Refugee Cities written by Sanaa Alimia and has been published by University of Pennsylvania Press this book supported file pdf, txt, epub, kindle and other format this book has been release on 2022-09-13 with History categories.


Situated between the 1970s Soviet Union’s invasion of Afghanistan and the post–2001 War on Terror, Refugee Cities tells the story of how global wars affect everyday life for Afghans who have been living as refugees in Pakistan. This book provides a necessary glimpse of what ordinary life looks like for a long-term refugee population, beyond the headlines of war, terror, or helpless suffering. It also increases our understanding of how cities—rather than the nation—are important sites of identity-making for people of migrant origins. In Refugee Cities, Sanaa Alimia reconstructs local microhistories to chronicle the lives of ordinary people living in low-income neighborhoods in Peshawar and Karachi and the ways in which they have transformed the cities of which they are a part. In Pakistan, formal citizenship is almost impossible for Afghans to access; despite this, Afghans have made new neighborhoods, expanded city boundaries, built cities through their labor in construction projects, and created new urban identities—and often they have done so alongside Pakistanis.

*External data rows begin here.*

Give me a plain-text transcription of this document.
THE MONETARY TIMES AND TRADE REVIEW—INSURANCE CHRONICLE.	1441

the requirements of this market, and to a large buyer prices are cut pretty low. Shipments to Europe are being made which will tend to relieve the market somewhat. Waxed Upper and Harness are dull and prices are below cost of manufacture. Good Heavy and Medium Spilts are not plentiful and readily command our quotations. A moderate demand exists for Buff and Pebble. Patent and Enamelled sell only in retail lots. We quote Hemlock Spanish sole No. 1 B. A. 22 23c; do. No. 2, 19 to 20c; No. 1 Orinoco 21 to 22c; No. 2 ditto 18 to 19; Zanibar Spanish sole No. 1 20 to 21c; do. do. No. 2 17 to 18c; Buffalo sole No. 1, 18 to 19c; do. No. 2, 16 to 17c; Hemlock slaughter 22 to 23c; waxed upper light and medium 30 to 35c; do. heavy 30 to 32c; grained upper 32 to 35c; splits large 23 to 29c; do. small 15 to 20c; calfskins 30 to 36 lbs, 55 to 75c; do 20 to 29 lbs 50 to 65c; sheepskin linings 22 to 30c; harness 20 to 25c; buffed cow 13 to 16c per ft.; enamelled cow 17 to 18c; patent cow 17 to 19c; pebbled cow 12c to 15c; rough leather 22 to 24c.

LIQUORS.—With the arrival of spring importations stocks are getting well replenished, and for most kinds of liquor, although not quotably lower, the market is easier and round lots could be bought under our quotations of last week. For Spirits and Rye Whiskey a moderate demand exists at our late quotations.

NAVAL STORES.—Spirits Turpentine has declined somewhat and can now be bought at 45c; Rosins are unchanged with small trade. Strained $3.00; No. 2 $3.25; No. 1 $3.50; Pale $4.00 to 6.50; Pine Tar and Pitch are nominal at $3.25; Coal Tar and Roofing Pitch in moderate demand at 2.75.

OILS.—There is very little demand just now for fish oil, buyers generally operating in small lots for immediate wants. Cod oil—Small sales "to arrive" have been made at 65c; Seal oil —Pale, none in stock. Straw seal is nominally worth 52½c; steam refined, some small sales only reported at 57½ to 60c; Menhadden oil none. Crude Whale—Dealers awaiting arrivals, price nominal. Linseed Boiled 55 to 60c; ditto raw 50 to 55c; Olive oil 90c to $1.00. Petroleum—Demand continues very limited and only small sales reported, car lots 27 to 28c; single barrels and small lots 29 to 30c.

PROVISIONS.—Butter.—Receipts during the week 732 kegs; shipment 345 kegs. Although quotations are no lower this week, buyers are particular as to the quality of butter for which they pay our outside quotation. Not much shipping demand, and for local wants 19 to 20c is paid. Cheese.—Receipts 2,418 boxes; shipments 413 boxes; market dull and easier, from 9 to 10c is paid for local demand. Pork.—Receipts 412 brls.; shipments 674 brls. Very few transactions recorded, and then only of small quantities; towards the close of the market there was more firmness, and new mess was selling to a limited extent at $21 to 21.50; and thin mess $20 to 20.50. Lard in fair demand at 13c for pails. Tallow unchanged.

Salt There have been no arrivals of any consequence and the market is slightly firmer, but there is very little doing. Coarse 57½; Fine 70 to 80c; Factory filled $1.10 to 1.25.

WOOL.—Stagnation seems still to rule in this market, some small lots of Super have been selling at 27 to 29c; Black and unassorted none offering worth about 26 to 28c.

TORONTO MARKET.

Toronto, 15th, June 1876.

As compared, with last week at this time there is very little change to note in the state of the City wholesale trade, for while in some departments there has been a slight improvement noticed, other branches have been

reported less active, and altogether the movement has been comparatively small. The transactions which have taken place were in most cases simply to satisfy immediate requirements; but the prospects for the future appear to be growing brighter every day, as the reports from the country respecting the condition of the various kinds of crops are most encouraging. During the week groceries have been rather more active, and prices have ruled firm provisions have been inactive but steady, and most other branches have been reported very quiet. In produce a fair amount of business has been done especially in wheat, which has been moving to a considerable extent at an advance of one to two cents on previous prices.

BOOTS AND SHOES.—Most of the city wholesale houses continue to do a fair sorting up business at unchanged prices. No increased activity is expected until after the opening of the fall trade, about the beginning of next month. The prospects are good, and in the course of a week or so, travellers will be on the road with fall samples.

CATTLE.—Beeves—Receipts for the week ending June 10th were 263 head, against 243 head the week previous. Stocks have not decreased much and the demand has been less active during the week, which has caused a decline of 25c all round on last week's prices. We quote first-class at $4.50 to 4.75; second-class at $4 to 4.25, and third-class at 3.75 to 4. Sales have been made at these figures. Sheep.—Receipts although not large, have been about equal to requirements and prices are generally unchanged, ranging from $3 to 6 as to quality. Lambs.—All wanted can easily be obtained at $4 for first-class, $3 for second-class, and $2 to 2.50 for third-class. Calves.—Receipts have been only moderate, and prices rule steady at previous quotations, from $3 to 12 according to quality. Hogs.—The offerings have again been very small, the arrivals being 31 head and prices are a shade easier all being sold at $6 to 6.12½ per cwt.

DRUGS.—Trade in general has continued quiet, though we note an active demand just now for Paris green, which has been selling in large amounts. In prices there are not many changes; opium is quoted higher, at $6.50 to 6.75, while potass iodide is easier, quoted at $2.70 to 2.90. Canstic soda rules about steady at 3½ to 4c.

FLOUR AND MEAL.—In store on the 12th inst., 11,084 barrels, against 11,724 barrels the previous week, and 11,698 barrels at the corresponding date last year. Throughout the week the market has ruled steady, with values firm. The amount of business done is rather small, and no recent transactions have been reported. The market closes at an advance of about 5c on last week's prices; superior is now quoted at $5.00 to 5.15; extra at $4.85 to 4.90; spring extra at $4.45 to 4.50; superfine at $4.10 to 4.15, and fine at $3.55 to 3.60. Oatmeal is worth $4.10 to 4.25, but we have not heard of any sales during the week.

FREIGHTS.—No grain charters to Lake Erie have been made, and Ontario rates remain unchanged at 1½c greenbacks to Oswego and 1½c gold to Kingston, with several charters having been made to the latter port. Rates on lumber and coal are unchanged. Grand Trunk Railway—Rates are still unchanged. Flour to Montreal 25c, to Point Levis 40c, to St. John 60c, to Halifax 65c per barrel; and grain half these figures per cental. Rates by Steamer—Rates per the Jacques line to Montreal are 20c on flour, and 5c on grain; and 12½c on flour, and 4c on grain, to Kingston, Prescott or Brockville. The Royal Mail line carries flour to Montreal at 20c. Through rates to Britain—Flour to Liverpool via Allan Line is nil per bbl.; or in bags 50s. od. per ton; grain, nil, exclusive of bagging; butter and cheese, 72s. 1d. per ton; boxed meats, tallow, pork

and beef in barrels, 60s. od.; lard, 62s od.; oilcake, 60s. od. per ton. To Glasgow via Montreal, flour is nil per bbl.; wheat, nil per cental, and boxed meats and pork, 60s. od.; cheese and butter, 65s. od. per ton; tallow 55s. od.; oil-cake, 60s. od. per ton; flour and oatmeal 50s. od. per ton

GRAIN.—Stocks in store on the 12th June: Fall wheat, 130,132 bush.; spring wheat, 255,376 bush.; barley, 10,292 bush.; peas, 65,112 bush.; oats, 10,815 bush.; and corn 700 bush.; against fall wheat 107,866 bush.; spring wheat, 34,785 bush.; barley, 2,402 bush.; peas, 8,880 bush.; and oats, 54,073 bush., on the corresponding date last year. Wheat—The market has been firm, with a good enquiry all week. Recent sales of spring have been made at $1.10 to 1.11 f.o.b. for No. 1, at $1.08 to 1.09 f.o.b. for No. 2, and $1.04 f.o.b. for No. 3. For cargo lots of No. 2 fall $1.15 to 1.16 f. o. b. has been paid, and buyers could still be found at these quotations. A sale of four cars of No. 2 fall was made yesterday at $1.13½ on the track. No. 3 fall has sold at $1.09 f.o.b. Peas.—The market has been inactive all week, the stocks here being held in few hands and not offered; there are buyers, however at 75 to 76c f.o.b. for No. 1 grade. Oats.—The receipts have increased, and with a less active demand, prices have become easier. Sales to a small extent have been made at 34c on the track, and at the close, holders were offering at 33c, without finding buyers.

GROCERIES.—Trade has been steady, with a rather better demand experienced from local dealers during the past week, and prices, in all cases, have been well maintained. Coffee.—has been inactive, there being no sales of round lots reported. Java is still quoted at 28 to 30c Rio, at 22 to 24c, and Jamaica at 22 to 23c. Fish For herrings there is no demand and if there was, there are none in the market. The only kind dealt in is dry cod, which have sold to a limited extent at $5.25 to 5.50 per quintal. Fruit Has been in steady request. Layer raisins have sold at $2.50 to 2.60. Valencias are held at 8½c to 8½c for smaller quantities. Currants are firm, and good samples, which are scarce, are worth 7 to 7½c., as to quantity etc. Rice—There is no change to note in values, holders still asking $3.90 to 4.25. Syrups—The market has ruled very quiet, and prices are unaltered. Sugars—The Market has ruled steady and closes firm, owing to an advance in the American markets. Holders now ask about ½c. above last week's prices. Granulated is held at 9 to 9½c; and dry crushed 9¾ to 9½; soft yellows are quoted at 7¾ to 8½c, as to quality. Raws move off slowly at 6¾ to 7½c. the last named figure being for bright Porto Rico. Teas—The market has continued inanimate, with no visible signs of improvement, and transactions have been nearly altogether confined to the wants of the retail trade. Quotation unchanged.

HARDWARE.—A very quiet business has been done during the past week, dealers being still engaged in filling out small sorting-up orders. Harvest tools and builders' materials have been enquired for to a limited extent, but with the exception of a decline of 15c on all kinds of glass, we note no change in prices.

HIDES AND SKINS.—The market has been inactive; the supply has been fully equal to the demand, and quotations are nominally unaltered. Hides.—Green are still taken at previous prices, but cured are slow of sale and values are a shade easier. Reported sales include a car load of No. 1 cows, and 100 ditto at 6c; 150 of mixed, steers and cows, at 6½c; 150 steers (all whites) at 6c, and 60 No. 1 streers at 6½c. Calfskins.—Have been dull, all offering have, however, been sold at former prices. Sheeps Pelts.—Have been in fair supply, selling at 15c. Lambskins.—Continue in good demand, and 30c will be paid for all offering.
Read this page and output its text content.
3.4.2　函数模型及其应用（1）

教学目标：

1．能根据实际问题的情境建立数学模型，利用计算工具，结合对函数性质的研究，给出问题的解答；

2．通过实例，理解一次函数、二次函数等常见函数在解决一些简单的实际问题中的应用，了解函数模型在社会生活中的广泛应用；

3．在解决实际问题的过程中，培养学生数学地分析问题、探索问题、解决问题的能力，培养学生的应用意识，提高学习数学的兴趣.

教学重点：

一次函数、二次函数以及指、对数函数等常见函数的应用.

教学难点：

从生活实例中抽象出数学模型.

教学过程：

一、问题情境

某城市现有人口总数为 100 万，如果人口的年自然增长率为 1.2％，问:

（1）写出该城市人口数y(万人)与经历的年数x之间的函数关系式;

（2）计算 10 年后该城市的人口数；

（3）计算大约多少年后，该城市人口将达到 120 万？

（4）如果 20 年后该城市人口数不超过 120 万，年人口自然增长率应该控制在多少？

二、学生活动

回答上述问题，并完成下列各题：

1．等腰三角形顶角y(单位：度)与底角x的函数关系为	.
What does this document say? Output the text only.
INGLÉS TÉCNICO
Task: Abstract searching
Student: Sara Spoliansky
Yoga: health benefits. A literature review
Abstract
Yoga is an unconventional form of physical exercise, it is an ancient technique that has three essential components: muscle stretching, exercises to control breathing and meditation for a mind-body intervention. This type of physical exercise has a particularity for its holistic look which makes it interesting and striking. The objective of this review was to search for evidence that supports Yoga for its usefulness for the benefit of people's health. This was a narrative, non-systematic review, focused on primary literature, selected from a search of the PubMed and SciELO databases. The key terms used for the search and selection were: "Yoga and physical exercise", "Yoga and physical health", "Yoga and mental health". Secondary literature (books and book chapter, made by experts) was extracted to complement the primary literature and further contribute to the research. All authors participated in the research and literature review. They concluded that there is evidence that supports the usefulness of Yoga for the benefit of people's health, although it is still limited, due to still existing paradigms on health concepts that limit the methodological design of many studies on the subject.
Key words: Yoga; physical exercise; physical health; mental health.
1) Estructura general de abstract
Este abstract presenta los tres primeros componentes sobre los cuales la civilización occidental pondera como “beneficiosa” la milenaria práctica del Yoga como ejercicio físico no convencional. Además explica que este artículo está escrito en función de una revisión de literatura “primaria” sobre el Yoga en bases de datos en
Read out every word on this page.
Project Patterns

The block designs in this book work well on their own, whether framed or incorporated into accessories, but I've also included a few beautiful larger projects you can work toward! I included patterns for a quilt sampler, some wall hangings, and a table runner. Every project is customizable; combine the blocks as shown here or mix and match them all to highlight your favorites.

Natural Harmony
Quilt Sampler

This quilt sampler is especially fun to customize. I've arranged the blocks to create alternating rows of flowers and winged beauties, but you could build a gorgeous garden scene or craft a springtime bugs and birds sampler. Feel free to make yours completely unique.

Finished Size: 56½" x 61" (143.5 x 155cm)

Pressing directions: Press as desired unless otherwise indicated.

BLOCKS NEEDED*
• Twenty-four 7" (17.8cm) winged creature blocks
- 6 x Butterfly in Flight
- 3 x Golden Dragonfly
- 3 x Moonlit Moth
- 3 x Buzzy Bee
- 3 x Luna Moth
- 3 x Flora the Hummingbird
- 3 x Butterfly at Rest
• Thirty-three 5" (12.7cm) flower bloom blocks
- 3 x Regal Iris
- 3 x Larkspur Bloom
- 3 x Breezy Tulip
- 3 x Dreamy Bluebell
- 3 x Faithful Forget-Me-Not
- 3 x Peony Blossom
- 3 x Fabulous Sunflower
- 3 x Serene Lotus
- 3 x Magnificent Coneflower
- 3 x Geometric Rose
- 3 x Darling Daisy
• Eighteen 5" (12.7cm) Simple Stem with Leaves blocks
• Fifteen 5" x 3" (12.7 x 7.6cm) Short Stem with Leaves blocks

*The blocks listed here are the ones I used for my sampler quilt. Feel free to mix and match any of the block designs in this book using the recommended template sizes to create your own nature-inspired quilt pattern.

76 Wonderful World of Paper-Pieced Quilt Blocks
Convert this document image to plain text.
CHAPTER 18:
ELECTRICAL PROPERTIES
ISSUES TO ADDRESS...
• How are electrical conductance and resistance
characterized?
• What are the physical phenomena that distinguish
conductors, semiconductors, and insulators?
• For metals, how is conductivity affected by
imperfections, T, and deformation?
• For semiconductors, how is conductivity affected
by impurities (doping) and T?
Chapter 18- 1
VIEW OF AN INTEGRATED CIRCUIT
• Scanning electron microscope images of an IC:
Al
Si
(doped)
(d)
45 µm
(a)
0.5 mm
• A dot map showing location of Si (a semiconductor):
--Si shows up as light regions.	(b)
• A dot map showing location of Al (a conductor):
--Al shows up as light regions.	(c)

Their struggles are a crucial, neglected dimension of Pakistan’s urban history. Yet given that the Afghan experience in Pakistan is profoundly shaped by geopolitics, the book also documents how, in the War-on-Terror era, many Afghans have been forced to leave Pakistan. This book, then, is also a documentation of the multiple displacements migrants are subject to and the increased normalization of deportation as a part of “refugee management.”